Recommendation for #1974

  1. Adopt the permissive default. Agent concurrency in #1974 is branch-per-agent (or worktree-per-agent where physical isolation is needed) plus a coordinator-owned merge queue. The merge queue is the single forge-level serialisation point and is the part GitButler's model does not provide.
  2. Keep the ownership-map concept as a named optional mode. #1974's pluggable design should reserve a clean-room "single workspace + ownership map" strategy as an optional future backend for the heavy-worktree case, behind the same protocol plus factory plus config discriminator pattern the project uses everywhere. Ship the boring default; leave the door open.
  3. Introduce no GitButler code dependency, ever, while SynthOrg is BUSL-1.1. Any future virtual-branch-like layer is clean-room from the public concept only.
  4. Do not block #1974 on this study. This page is the input; the binding decision is #1974's to make with this evidence in hand.

Revisit horizon

Re-evaluate GitButler-as-a-tool (not as a code dependency, which the licence forbids regardless) around 2027 H2. Three independent signals gate a useful revisit:

  • A stable, supported agent API rather than a community skill-file pattern.
  • A GitButler v1.0 that resolves the documented same-file weakness.
  • The FSL clock. FSL-1.1-MIT converts to MIT on the second anniversary of each individual release, on a rolling per-commit basis. It is not a single flag-day at v1.0. Any specific GitButler revision becomes MIT exactly two years after that revision shipped, independent of version number. A revisit should check the conversion state of the specific revision in question, not assume "v1.0 plus a year".

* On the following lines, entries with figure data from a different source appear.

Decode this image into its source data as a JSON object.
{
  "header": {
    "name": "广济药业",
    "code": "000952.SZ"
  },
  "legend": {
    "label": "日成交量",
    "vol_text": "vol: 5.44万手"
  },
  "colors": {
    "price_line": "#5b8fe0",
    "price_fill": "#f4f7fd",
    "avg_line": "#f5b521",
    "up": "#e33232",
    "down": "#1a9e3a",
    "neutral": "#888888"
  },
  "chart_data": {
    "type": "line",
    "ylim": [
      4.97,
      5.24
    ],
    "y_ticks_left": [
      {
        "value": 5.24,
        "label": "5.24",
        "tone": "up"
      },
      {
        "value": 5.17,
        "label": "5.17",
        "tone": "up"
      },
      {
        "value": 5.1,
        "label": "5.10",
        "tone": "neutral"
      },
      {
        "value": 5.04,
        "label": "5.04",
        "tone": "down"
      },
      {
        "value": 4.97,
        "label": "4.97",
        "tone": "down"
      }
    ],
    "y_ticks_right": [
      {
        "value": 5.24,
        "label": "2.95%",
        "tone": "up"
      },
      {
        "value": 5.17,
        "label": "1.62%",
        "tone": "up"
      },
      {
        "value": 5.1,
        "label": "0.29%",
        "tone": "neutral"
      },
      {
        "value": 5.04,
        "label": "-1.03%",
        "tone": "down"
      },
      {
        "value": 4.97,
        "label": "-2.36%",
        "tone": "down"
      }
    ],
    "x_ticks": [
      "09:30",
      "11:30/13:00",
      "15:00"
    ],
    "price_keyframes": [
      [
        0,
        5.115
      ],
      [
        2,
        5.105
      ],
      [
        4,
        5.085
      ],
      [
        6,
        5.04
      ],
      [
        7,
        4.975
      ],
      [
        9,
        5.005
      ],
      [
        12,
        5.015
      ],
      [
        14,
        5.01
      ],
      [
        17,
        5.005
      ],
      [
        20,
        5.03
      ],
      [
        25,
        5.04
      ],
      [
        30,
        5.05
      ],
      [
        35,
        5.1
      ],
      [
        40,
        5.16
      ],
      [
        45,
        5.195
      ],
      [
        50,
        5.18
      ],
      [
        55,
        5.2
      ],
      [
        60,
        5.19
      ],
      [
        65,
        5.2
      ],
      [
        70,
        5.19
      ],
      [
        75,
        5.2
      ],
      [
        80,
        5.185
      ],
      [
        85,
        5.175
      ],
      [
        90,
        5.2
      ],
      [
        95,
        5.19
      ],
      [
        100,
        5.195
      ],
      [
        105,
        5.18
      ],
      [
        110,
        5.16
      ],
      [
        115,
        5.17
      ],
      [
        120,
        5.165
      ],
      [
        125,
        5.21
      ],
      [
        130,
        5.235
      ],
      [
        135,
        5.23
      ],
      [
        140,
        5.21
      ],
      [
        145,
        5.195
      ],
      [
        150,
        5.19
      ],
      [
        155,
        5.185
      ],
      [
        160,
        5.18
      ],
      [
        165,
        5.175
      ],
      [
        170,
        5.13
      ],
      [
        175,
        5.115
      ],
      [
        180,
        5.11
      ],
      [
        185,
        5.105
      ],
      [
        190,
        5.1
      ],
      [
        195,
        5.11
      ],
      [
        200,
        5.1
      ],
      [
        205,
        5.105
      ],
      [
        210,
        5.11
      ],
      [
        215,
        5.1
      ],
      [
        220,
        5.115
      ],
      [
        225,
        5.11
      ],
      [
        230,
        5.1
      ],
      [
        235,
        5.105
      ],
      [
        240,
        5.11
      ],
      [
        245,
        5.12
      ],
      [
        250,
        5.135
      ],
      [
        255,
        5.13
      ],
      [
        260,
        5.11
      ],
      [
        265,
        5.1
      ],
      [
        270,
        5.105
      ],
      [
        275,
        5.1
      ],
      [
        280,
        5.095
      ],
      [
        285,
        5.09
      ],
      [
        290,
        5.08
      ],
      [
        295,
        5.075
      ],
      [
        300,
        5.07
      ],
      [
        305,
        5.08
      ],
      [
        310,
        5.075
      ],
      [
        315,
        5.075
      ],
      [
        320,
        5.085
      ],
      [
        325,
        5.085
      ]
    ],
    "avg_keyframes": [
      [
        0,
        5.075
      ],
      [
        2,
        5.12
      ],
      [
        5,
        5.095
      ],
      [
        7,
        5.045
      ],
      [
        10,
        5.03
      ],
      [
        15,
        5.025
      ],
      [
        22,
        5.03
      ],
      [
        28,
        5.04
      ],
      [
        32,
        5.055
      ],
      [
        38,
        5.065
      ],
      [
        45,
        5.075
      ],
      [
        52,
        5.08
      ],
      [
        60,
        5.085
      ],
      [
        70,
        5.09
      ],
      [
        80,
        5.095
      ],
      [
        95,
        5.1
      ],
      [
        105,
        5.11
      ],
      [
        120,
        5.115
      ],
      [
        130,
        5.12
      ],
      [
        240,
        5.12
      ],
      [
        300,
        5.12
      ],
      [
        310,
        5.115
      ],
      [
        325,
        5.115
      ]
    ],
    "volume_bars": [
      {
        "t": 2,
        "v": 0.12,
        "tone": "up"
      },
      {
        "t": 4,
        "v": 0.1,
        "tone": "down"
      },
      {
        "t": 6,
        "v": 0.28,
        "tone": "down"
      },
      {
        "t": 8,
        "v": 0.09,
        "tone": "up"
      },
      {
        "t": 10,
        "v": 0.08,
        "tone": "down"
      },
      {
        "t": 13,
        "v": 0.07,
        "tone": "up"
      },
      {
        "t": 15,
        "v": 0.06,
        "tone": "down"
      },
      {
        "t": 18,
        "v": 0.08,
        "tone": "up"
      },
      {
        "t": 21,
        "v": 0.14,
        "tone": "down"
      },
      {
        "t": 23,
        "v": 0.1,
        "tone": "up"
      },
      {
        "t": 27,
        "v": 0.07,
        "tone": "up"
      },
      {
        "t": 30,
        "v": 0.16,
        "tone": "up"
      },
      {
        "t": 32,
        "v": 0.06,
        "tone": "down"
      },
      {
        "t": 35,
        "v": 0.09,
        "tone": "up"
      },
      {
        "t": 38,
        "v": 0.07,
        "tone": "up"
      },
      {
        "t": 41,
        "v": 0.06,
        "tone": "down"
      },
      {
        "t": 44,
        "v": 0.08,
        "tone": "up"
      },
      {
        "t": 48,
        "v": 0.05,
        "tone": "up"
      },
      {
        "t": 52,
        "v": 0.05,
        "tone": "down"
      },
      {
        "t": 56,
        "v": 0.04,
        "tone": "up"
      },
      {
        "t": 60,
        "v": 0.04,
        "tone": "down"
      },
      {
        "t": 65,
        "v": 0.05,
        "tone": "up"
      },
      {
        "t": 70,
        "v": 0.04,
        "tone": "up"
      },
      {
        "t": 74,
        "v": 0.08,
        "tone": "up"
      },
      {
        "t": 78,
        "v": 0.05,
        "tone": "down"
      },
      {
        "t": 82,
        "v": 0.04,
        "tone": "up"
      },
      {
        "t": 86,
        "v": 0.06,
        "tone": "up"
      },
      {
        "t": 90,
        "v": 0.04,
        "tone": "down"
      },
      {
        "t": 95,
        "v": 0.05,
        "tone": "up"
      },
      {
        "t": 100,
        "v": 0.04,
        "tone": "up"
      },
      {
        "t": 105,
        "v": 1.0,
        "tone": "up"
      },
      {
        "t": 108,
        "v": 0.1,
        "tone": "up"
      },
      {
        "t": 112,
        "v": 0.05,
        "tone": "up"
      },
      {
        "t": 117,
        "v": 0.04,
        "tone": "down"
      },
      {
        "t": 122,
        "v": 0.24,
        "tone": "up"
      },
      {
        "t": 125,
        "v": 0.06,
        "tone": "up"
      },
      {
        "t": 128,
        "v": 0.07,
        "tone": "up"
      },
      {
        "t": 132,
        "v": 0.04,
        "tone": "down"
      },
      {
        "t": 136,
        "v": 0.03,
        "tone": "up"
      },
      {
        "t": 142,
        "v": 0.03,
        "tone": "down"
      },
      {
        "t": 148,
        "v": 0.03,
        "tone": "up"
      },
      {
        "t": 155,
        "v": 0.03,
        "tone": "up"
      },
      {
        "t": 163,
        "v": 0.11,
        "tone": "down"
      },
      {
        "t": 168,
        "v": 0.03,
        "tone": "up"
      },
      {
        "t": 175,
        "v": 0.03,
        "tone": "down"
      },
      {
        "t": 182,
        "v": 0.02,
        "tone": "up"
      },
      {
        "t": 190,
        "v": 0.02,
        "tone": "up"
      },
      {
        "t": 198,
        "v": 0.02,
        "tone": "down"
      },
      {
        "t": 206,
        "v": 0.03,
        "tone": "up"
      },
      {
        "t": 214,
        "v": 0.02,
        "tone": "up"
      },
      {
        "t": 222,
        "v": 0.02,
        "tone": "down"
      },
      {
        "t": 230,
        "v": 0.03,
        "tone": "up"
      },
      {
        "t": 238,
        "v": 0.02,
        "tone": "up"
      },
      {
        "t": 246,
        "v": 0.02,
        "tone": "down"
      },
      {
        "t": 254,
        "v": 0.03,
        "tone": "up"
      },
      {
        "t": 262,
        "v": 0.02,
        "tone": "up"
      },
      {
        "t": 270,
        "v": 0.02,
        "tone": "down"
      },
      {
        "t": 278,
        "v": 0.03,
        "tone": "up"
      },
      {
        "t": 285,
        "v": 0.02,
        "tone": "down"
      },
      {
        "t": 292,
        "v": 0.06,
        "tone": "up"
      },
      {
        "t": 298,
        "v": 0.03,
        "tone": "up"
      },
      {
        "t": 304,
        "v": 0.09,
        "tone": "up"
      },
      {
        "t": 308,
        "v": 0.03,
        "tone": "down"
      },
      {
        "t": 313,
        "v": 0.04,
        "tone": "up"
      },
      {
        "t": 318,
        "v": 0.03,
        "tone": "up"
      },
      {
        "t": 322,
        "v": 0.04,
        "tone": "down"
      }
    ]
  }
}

Even after FSL converts a given revision to MIT, the recommendation against making it a load-bearing code dependency stands until the forge-level collision and concurrent same-file properties are solved by the upstream model, because those are the properties #1974 actually needs.

Consequences

  • For #1974: inherits a settled default (branch-per-agent + coordinator merge queue) and a named optional clean-room mode (single workspace + ownership map). No mechanism is left undefined; the hard problem (forge-level collision) is solved by the default, not deferred.
  • For SynthOrg upstream: no code change, no dependency added, no licence exposure. This study is documentation only.
  • For individual developers: GitButler may be used on personal clones at zero cost and zero licence risk; it is neither endorsed nor prohibited for that use.
  • No code dependency introduced. The acceptance criterion of #1978 is satisfied: a short written recommendation feeding the #1974 concurrency decision, with nothing copied, vendored, or depended on.